A new accessibility law scheduled to take effect in Japan next year mandates provision of "reasonable accommodation" to persons with disabilities. With the number of students with special needs rising steadily, universities and conference organizers are under increasing pressure to find ways to ensure accessibility of their lectures and presentations. In the context of assisting deaf and hard-of-hearing people, this usually means providing subtitles and text summaries. However, persons capable of summarizing highly technical information and typing it out in real time continue to be in limited supply, posing a serious human resources challenge for many universities and academic institutions.
Against this backdrop, two KU researchers working on natural speech recognition—Professor Tatsuya Kawahara of the Graduate School of Informatics and Dr Yuya Akita, a Lecturer at the Graduate School of Economics—have succeeded in developing a system that automatically generates subtitles for speeches and lectures as they are delivered.
In order to achieve the highest possible degree of accuracy, the speech recognition system needs to be customized in advance by familiarizing it with the vocabulary and topic of the talk in question, requiring the operator to obtain the proceedings paper beforehand.

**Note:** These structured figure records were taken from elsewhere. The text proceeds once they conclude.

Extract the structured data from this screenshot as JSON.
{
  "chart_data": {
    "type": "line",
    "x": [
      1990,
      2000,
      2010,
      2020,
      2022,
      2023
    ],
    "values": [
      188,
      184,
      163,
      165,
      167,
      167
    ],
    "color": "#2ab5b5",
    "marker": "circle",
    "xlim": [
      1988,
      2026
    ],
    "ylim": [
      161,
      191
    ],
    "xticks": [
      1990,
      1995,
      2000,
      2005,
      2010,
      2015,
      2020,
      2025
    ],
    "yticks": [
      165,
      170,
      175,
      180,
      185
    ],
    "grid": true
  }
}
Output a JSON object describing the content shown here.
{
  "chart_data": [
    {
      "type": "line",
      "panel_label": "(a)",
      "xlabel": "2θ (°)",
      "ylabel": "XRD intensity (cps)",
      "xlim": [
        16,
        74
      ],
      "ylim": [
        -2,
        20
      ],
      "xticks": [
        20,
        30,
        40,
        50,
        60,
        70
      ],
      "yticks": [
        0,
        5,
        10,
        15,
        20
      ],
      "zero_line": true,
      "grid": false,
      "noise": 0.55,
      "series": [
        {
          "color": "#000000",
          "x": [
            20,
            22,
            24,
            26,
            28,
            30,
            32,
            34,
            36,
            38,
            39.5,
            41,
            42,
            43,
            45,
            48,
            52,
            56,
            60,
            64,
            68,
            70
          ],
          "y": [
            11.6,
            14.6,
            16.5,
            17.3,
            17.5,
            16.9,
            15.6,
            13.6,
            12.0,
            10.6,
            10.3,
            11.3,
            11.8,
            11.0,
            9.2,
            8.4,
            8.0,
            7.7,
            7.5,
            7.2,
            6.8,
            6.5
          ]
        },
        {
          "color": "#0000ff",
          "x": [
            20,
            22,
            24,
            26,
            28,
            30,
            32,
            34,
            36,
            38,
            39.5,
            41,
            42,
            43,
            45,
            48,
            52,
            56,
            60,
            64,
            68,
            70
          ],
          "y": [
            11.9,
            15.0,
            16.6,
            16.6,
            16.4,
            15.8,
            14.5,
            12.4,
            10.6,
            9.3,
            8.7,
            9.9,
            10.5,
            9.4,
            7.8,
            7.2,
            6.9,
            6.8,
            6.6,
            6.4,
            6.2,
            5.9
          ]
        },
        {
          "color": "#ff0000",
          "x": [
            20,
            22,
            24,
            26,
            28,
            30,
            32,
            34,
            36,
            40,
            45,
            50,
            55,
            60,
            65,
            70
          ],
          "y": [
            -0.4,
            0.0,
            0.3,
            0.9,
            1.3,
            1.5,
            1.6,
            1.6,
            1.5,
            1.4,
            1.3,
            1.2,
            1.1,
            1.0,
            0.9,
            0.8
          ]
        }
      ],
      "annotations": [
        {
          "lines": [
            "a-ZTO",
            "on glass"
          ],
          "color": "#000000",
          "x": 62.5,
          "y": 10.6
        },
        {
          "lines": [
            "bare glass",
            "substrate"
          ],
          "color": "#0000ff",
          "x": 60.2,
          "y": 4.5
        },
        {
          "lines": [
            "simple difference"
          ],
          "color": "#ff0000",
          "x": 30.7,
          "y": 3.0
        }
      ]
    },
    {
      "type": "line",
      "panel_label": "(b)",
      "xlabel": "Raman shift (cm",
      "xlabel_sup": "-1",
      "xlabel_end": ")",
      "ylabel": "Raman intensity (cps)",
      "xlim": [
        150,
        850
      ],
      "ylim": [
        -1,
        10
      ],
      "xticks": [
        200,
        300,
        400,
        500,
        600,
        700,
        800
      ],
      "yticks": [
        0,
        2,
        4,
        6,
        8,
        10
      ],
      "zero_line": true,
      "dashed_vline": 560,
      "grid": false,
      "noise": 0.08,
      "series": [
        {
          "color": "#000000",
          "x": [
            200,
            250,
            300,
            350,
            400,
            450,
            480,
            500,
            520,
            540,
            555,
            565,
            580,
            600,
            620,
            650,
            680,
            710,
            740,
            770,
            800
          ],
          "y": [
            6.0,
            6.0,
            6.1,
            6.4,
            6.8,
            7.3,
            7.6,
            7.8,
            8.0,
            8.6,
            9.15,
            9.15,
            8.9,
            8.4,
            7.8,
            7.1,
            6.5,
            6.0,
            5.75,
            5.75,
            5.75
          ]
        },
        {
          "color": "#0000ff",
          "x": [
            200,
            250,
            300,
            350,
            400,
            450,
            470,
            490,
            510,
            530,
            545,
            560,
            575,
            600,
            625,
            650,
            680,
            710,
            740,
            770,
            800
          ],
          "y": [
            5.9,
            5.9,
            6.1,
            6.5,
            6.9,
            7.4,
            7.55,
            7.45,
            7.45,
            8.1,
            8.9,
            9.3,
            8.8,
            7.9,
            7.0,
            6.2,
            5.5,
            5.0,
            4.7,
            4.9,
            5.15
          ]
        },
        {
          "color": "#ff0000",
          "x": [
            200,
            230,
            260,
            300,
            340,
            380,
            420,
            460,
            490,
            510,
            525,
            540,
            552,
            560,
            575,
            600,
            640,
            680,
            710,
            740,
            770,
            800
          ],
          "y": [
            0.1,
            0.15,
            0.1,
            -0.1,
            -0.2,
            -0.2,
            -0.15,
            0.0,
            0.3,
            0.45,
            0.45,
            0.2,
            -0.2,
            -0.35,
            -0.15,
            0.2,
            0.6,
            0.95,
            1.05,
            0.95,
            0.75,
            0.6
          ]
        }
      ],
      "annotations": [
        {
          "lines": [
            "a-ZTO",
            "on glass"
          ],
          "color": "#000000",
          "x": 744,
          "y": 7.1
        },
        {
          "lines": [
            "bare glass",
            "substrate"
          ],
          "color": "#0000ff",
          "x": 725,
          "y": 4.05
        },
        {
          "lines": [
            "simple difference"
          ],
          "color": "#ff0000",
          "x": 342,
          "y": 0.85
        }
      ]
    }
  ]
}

In addition, the output will inevitably contain some errors that need to be manually corrected.
That said, for a reasonably successful session, the amount of correction required should be within the capacity of a single person, making the procedure much less expensive—less than one-tenth by some estimates—than manual subtitling.
Through trialing the system in academic conferences on a continuous basis with the cooperation of participating speakers—who will be asked to submit proceedings papers in advance, speak slowly and clearly, and repeat questions from the audience—the project team is hoping to keep improving the performance of the system and to continue accumulating operational know-how.